Agrobacterium tumefaciens mutants affected in attachment to plant cells.

C J Douglas, W Halperin, E W Nester
PMCID: PMC221638  PMID: 6292165

Abstract

An analysis of Agrobacterium tumefaciens mutants with Tn5 insertions in chromosomal DNA showed that the chromosome of A. tumefaciens codes for a specific ability of this bacterium to attach to plant cells. This ability is associated with tumorigenesis by A. tumefaciens, the ability of avirulent A. tumefaciens to inhibit tumorigenesis, and the ability to adsorb certain phages.
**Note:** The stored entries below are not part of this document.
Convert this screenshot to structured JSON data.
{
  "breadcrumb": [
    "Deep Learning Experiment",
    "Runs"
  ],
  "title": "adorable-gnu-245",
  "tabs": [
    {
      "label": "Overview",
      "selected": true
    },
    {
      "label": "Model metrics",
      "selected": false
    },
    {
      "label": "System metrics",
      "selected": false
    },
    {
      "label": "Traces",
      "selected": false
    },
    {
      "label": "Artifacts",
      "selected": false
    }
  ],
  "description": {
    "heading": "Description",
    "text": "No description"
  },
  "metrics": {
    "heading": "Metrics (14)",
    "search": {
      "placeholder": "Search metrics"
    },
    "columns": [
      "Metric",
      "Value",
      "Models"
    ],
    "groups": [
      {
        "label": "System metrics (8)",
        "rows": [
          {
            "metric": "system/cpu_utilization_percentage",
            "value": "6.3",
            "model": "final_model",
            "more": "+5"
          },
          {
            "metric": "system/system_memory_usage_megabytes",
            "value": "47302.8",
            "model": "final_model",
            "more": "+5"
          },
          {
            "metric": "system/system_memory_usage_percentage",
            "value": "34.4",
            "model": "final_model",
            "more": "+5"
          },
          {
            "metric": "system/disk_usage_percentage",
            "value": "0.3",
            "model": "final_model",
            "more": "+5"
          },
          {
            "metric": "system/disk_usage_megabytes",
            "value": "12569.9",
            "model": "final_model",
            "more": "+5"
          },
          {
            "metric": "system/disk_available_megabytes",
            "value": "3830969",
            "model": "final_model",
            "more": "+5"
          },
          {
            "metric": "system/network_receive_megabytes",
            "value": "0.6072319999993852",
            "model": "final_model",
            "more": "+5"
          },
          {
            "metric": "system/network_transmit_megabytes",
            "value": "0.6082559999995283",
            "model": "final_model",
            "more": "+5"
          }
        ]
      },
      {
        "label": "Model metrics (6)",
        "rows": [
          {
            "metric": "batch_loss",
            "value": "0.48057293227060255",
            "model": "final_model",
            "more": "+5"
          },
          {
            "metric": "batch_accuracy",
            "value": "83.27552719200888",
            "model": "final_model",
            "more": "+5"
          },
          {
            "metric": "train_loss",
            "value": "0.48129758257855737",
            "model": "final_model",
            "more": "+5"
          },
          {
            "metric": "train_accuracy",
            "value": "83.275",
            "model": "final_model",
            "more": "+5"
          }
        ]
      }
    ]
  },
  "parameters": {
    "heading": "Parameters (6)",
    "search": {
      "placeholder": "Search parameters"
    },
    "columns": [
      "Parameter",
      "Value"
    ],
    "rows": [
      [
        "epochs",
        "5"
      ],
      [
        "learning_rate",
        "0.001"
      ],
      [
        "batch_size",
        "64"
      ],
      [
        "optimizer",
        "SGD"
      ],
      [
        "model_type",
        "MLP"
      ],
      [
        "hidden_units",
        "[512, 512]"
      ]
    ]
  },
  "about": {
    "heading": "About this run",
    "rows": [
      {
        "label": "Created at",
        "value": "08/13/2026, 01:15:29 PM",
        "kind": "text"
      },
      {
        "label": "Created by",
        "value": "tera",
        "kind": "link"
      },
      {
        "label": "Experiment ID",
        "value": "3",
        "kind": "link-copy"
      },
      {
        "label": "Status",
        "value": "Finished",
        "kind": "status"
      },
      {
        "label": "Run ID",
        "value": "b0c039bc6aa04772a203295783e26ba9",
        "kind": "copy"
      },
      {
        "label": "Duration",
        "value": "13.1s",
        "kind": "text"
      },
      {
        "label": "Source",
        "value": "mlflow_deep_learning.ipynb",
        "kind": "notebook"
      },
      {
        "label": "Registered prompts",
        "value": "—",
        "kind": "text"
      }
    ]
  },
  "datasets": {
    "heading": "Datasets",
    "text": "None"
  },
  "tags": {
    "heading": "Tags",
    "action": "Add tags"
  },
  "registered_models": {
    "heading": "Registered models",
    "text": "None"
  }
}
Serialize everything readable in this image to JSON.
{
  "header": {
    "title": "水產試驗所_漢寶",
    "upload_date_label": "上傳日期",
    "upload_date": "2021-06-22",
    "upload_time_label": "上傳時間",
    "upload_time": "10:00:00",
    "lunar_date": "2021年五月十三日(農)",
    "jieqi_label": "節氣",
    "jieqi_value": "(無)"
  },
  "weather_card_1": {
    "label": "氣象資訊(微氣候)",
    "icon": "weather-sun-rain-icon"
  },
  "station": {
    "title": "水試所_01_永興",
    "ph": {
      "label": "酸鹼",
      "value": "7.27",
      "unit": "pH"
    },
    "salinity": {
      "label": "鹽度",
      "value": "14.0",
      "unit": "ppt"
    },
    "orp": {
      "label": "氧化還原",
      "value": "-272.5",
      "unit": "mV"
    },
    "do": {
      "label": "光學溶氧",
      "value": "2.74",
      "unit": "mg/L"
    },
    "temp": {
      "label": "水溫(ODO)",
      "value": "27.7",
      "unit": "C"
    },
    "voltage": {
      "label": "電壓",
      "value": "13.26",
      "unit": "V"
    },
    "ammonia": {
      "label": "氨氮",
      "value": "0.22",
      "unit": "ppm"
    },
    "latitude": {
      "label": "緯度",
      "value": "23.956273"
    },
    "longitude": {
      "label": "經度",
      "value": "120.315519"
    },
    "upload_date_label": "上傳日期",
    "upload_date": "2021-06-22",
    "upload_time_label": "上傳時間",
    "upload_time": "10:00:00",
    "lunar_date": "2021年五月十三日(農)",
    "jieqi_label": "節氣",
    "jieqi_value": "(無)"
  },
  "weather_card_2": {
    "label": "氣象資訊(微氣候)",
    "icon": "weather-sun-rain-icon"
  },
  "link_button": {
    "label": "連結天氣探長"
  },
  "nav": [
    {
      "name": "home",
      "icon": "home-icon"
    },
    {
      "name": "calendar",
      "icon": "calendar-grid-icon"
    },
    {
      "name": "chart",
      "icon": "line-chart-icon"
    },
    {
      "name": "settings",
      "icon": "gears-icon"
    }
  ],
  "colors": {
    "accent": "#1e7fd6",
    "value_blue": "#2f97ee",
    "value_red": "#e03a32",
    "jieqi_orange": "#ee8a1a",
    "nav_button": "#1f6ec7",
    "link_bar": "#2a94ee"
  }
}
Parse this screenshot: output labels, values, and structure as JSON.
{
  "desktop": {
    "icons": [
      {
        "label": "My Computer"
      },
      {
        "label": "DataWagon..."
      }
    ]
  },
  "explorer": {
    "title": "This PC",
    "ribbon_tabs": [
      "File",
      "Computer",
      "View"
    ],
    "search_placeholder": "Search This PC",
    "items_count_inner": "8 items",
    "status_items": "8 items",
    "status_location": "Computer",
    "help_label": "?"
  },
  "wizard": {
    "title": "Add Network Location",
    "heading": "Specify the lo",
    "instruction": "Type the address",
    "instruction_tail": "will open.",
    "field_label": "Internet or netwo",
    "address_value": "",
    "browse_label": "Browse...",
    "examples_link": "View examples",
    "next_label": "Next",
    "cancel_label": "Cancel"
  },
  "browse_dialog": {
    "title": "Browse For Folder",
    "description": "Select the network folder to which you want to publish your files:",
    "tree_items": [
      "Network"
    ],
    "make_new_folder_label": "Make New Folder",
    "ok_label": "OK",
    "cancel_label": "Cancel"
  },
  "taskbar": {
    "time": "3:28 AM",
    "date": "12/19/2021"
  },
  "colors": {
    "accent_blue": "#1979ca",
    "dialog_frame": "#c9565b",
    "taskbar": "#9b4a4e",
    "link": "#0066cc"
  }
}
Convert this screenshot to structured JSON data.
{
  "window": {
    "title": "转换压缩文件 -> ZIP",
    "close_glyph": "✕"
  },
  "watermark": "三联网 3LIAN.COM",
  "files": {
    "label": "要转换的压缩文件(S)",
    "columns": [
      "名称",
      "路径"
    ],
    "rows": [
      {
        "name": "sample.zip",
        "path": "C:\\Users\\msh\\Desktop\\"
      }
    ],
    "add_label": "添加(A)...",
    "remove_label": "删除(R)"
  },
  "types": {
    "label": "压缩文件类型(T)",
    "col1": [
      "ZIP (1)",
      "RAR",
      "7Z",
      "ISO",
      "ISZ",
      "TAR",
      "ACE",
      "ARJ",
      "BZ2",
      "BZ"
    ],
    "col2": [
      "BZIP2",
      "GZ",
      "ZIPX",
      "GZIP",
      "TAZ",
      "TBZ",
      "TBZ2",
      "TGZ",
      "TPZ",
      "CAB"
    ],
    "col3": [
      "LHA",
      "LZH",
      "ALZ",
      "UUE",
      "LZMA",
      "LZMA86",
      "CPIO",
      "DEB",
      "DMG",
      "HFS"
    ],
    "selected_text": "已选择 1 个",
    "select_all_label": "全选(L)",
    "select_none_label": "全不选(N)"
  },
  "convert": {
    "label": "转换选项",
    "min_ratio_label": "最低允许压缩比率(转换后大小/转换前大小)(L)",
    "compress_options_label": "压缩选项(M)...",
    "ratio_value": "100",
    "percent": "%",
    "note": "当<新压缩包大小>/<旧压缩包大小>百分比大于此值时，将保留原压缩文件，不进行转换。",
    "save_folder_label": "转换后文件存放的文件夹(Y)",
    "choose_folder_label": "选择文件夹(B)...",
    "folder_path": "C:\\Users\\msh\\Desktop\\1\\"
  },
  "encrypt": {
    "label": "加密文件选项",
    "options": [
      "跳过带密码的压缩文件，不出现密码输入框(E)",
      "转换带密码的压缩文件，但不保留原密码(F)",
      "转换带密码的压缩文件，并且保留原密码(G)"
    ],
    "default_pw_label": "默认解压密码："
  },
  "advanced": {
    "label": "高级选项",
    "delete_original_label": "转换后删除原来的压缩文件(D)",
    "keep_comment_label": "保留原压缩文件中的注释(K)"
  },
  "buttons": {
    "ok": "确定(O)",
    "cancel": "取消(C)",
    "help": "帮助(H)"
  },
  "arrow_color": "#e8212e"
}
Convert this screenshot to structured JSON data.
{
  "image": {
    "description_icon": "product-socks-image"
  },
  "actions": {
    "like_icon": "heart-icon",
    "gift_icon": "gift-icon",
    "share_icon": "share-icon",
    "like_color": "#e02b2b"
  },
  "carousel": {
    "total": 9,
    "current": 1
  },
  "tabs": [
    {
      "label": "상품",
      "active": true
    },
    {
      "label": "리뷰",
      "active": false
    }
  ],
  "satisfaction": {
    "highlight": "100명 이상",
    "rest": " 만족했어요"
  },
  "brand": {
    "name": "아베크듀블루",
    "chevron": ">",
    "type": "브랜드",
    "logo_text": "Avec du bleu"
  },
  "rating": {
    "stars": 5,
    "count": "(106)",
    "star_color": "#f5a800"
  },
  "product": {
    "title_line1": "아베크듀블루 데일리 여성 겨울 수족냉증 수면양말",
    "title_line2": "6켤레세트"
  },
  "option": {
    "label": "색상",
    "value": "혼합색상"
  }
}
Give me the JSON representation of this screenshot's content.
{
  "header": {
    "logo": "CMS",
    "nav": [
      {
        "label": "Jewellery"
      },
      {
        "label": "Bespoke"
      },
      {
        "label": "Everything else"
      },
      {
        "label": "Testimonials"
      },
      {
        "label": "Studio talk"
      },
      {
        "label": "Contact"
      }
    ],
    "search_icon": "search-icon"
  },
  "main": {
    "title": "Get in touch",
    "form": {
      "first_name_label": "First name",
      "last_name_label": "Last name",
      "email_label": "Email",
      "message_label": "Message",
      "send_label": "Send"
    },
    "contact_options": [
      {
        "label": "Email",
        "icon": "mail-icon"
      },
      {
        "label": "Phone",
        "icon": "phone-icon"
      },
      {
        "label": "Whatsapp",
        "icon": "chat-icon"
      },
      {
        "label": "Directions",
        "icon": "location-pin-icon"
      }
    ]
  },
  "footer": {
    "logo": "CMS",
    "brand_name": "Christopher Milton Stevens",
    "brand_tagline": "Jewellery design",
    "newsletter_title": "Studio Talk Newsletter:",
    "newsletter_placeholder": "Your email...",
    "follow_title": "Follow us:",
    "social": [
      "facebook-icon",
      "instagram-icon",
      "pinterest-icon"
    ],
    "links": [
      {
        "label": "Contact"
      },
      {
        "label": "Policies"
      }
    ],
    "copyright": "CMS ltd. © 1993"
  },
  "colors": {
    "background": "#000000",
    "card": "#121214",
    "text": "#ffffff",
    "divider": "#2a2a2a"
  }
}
A second class of chromosomal mutations affects tumorigenesis without altering the ability to attach to plant cells. The attachment of A. tumefaciens to plant cells was assayed by mixing radiolabeled bacteria with suspensions of tobacco tissue culture cells or freshly isolated Zinnia leaf mesophyll cells. Under the conditions of this assay, an avirulent Ti plasmid-cured strain attached to the same extent as the same strain containing pTiB6806. Six of eight avirulent mutants with Tn5 insertions in chromosomal DNA showed defective attachment, whereas two retained wild-type attachment ability. In contrast to the strains showing wild-type attachment, the attachment-defective mutants failed to inhibit tumorigenesis when inoculated onto Jerusalem artichoke slices before inoculation of a virulent strain and also showed a loss of sensitivity to two Agrobacterium phages. The loss of phage sensitivity appeared to be due to a loss of ability to adsorb the phages. Staining with Calcofluor indicated that the mutants retained the ability to synthesize cellulose fibrils, which have been implicated in the attachment process. Southern filter hybridizations demonstrated that each mutant contained a single Tn5 insertion, and genetic linkage between the Tn5 insertion in one mutant and the attachment phenotype has also been demonstrated.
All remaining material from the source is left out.